When the Standard & Poor’s credit rating agency downgraded the French government last week, it made quite a splash in the media.
With a touch of smugness, Al Arabiya commented that the downgrade was “a blow to Emmanuel Macron’s government days before EU parliamentary elections.” Russian news and commentary outlet TopWar.ru struck a similar tone in their comment: they highlighted that S&P analysts do not expect the French government’s budget deficit to fall below 3% of GDP before 2027.
In a longer commentary, Reuters elaborated:
After raising its estimates in April, the government now expects to cut its public sector budget deficit from 5.1% of economic output this year to 4.1% next year, with aim of reducing the fiscal shortfall to an EU ceiling of 3% by 2027.
The Gateway Pundit bombastically called the downgrade “a brutal wakeup call” for President Macron, while French newspaper LeMonde took a less dramatic approach:
After months of suspense, the American rating agency Standard & Poor’s downgraded the rating that assesses the quality of French debt on the evening of Friday, May 31, 18 months after issuing its first warning
They also noted that this was “the second time in just over a year” for France: in April last year Fitch lowered its rating of the French government’s credit status.
In my analysis of that downgrade, I said:
The question is how the French government responds to this downgrade. If it responds responsibly, it can turn this negative experience into a fiscal turning point … If, on the other hand, [President] Macron and [then-Prime Minister] Borne decide that Fitch’s analysts are wrong … then their country will inevitably be hurled into a downward spiral of credit downgrades, skyrocketing interest rates, and galloping budget deficits.
With the S&P downgrade, France has taken one more step in this direction, and there is not much that suggests a reversal. On the contrary, we have good reasons to expect further downgrades in the future.
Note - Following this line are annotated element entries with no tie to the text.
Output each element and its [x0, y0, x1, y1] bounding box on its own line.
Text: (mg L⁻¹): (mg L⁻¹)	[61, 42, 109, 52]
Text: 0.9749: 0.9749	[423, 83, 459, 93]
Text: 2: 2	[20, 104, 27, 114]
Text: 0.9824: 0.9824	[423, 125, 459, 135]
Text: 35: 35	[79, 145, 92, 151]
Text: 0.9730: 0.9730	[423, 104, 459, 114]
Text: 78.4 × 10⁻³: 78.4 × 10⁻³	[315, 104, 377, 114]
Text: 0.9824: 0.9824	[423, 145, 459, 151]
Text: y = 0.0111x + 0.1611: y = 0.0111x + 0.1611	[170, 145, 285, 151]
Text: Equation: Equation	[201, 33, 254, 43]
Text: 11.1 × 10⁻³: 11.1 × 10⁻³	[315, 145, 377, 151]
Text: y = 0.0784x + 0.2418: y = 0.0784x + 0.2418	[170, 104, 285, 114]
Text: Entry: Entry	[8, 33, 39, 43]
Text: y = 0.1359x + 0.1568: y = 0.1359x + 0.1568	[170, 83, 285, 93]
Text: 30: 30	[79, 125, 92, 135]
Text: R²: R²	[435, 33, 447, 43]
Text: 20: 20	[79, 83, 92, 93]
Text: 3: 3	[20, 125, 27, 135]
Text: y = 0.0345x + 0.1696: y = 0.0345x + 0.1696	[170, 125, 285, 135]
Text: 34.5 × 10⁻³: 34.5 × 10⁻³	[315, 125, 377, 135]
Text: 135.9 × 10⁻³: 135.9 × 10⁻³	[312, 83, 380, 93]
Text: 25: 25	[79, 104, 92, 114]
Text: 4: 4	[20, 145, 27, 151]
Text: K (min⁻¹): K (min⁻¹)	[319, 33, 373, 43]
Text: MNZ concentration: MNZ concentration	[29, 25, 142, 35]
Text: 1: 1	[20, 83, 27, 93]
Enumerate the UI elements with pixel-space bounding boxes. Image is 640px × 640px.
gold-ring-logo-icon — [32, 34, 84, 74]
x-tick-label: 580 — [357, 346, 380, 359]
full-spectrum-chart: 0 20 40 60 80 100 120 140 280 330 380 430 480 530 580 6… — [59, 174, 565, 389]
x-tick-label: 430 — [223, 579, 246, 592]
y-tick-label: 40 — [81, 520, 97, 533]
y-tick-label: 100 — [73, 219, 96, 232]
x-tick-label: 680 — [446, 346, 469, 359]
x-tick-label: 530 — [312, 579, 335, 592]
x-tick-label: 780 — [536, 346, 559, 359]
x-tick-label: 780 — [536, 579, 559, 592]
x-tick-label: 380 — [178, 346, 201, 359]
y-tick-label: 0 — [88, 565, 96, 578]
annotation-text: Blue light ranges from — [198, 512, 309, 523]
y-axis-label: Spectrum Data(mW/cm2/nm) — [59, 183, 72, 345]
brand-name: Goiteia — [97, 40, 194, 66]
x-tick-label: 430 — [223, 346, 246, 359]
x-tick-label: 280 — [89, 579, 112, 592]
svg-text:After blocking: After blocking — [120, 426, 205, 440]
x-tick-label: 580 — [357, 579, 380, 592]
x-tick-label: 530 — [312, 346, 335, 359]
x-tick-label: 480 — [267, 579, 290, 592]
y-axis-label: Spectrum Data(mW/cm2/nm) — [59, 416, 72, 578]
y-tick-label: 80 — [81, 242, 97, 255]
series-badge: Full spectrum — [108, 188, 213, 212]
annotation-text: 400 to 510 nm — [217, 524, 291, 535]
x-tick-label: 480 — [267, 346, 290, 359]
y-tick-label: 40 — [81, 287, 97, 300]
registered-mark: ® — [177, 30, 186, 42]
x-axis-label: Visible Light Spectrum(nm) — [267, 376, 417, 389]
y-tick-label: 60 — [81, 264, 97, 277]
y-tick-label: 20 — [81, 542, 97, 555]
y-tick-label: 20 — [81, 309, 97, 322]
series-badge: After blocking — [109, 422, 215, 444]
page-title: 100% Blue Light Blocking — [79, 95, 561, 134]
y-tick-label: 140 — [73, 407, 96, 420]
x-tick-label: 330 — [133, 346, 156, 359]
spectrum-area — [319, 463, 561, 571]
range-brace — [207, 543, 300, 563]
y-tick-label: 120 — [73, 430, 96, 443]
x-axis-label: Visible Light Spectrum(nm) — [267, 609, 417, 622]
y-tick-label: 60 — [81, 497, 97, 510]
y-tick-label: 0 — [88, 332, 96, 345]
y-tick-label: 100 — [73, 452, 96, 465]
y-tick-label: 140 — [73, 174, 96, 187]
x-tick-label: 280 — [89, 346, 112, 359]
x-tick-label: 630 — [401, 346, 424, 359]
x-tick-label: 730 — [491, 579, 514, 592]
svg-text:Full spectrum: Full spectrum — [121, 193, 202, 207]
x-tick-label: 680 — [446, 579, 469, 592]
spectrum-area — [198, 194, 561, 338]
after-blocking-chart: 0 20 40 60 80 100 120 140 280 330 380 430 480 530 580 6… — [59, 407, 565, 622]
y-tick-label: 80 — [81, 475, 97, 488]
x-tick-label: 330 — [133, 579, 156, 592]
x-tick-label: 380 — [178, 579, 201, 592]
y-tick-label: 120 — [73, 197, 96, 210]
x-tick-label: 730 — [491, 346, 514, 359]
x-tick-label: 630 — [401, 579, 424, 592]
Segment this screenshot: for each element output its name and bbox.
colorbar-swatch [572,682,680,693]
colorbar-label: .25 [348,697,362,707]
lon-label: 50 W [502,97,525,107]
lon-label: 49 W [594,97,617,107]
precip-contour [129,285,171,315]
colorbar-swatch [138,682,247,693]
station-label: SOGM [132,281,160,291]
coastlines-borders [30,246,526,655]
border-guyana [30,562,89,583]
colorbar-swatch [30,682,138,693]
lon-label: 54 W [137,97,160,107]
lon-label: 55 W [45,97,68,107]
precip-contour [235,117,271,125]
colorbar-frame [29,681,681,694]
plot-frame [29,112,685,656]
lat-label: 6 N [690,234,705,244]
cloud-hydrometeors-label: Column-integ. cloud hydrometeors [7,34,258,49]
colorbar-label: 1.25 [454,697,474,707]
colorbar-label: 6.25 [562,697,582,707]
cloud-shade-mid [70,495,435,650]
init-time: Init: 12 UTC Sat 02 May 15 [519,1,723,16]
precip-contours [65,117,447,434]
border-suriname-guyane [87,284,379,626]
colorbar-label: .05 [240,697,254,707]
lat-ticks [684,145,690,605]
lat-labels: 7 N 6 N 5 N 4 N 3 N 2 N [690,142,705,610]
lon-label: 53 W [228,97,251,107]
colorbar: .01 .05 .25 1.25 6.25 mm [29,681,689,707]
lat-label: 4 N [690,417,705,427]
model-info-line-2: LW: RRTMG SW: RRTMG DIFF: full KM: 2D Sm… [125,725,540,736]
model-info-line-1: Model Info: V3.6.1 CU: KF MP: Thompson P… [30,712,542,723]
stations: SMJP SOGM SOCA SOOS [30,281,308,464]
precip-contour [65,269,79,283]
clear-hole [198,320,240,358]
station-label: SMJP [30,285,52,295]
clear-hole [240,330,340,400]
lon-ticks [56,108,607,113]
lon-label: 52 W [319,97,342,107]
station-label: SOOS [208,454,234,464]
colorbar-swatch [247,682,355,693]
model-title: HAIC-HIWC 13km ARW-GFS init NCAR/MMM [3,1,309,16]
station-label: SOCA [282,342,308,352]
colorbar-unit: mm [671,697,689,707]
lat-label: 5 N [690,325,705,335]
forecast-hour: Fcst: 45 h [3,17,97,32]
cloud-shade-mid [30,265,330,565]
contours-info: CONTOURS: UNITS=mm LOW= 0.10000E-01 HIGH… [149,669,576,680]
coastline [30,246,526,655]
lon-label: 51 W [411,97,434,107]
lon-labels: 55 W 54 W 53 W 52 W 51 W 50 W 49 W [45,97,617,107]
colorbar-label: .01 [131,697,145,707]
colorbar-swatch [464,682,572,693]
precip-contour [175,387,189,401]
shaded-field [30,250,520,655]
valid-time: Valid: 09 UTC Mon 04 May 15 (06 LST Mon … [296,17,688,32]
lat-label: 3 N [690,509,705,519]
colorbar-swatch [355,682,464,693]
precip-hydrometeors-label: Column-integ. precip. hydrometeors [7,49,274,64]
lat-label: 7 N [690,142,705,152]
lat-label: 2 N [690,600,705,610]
Part of the reason for this prediction is reported in Figure 1, namely that French public finances have been eroding for a long time. The deficit for the consolidated government, measured as a percentage of its total spending, has been through some violent swings in the past 25 years, but each trough has been followed by a weaker recovery:
Figure 1
This long-term deterioration of public finances is combined with one of Europe’s most confiscatory tax systems. In 2023, France imposed higher taxes on its businesses and households than any other EU member state except Finland. In fact, as reported in Table 1 below, the total burden of taxes on the French economy is 5.5 percentage points higher than the euro zone average, and a full six percentage points above the EU average:
Table 1
Government spending takes up an even bigger share of the economy, which has two consequences. First of all, when government sets up a spending program—be it for health care or education or any other item—it closes the free market in that sector of the economy. The free market is the final arbiter of whether or not economic resources are being used as efficiently as they could be used. By definition, government spends resources according to a centralized plan. This plan is defined by politically set goals, which means that the distribution and utilization of resources under government are also politically determined.
In short: the bigger the share of the economy that is spent by government, the lower the overall efficiency of the utilization of economic resources. As a direct consequence, economic growth declines; economic growth is generated when entrepreneurs produce more and better goods and services by using less resources—in other words, when they are more efficient. A bigger government means less overall efficiency, and less growth, in the economy as a whole.
The second consequence of a bigger government is higher taxes. Governments that spend big money always take more from their households and businesses in taxes than governments that spend less. This holds true even when some big-spending governments run large, endless budget deficits. High taxes distort economic activity, make it costlier to open, run, and grow a business, and they take a sizable toll on household finances.
All in all, higher taxes, like big government’s efficiency losses, depress economic growth. As Figure 2 reports, France has a significant problem with low economic growth, and it is not new. We have to go back to the 1990s to find a period when the French economy sustained reasonably good annual growth rates:
Figure 2
It is worth noting in Figure 2 that the pandemic and its recovery, included in the period from 2020 through 2023, left the French economy virtually at a stand-still. Other economies have done better: of the EU’s 27 member states, four managed to grow more than 4% per year, and another six produced annual growth rates in the 2-4% range.
The French government’s budget problems originate in an irresponsible ambition to sprawl government in all directions. As a telling example, France is one of only five EU countries where government spends more than 40% of its money on social protection benefits. This shows a high ambition to redistribute income, consumption, and wealth among its citizenry; economic redistribution is directly antithetical to economic growth.
Since it stifles economic growth, it also stifles the growth in tax revenue that is necessary for a government to continue to fund its ambitious programs for economic redistribution.
Unless the bright minds in Paris abandon their redistributive ambitions and set a new course for their government, they will continue to suppress both economic growth and their own tax revenue. This paves the road for future budget deficits—and future credit downgrades.